Rohosy was named executive vice president of the company and president of Dockers in May after joining the firm in 2009 as senior vice president for Levi’s North American commercial operations and serving as senior vice president of Levi’s wholesale in the Americas. She’d previously spent time with Swatch, Liz Claiborne and Nike, where she headed strategic development and apparel sales in the U.S. and Europe.
A veteran of Jacuzzi Inc. and Philips Electronics’ Asian operations, Boey joined the company in 2005 as vice president and regional managing director with responsibility for the company’s local businesses in Asia, excluding Japan, and led the Asia-Pacific region before being appointed executive vice president and head of Denizen, as well as the Signature business sold in the U.S. mass channel, in 2010.
The spokeswoman said Rohosy and Boey will work with Bergh and other members of management to implement other changes within the organization, acknowledging that some streamlining could occur. “We’re working to strengthen our business,” she said. “We want to grow our top line, while at the same time, improve our profitability.”

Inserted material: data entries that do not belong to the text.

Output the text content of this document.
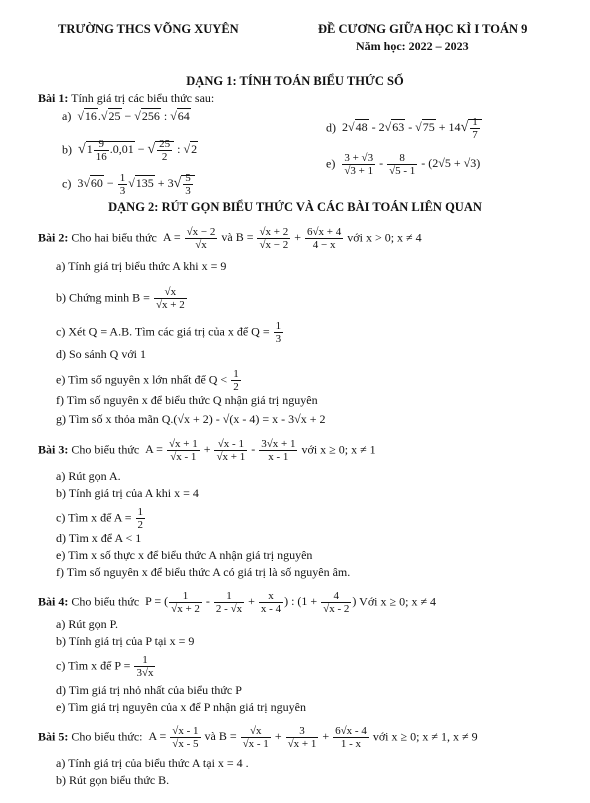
TRƯỜNG THCS VÕNG XUYÊN	ĐỀ CƯƠNG GIỮA HỌC KÌ I TOÁN 9
Năm học: 2022 – 2023
DẠNG 1: TÍNH TOÁN BIỂU THỨC SỐ
Bài 1: Tính giá trị các biểu thức sau:
a)  √16.√25 − √256 : √64
b) $√1 \frac{9}{16} .0,01$ − √ $\frac{25}{2}$ : √2
c)  $3√60 - \frac{1}{3} √135 + 3√ \frac{5}{3}$
d)  $2√48 - 2√63 - √75 + 14√ \frac{1}{7}$
$e) \frac{3 + √3}{√3 + 1} - \frac{8}{√5 - 1} - (2√5 + √3)$
DẠNG 2: RÚT GỌN BIỂU THỨC VÀ CÁC BÀI TOÁN LIÊN QUAN
Bài 2: Cho hai biểu thức  $A = \frac{√x - 2}{√x}$ và $B = \frac{√x + 2}{√x - 2} + \frac{6√x + 4}{4 - x}$ với x > 0; x ≠ 4
a) Tính giá trị biểu thức A khi x = 9
b) Chứng minh $B = \frac{√x}{√x + 2}$
c) Xét Q = A.B. Tìm các giá trị của x để $Q = \frac{1}{3}$
d) So sánh Q với 1
e) Tìm số nguyên x lớn nhất để $Q < \frac{1}{2}$
f) Tìm số nguyên x để biểu thức Q nhận giá trị nguyên
g) Tìm số x thỏa mãn Q.(√x + 2) - √(x - 4) = x - 3√x + 2
Bài 3: Cho biểu thức  $A = \frac{√x + 1}{√x - 1} + \frac{√x - 1}{√x + 1} - \frac{3√x + 1}{x - 1}$ với x ≥ 0; x ≠ 1
a) Rút gọn A.
b) Tính giá trị của A khi x = 4
c) Tìm x để $A = \frac{1}{2}$
d) Tìm x để A < 1
e) Tìm x số thực x để biểu thức A nhận giá trị nguyên
f) Tìm số nguyên x để biểu thức A có giá trị là số nguyên âm.
Bài 4: Cho biểu thức  P = ( $\frac{1}{√x + 2} - \frac{1}{2 - √x} + \frac{x}{x - 4}$ ) : ($1 + \frac{4}{√x - 2}$ ) Với x ≥ 0; x ≠ 4
a) Rút gọn P.
b) Tính giá trị của P tại x = 9
c) Tìm x để $P = \frac{1}{3√x}$
d) Tìm giá trị nhỏ nhất của biểu thức P
e) Tìm giá trị nguyên của x để P nhận giá trị nguyên
Bài 5: Cho biểu thức:  $A = \frac{√x - 1}{√x - 5}$ và $B = \frac{√x}{√x - 1} + \frac{3}{√x + 1} + \frac{6√x - 4}{1 - x}$ với x ≥ 0; x ≠ 1, x ≠ 9
a) Tính giá trị của biểu thức A tại x = 4 .
b) Rút gọn biểu thức B.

In the fourth quarter ended Dec. 31, net income, hurt by higher cotton prices and higher-than-expected markdowns, fell 48.8 percent to $44 million, while revenues rose 4.2 percent to $1.34 billion. Asia-Pacific was the smallest but fastest-growing region in the quarter, with sales ahead 6 percent to $231 million, accounting for 17.2 percent of revenues. The Americas were up 4.5 percent to $807 million, 60 percent of revenues, while Europe grew 2 percent to $306 million, or 22.8 percent of the total.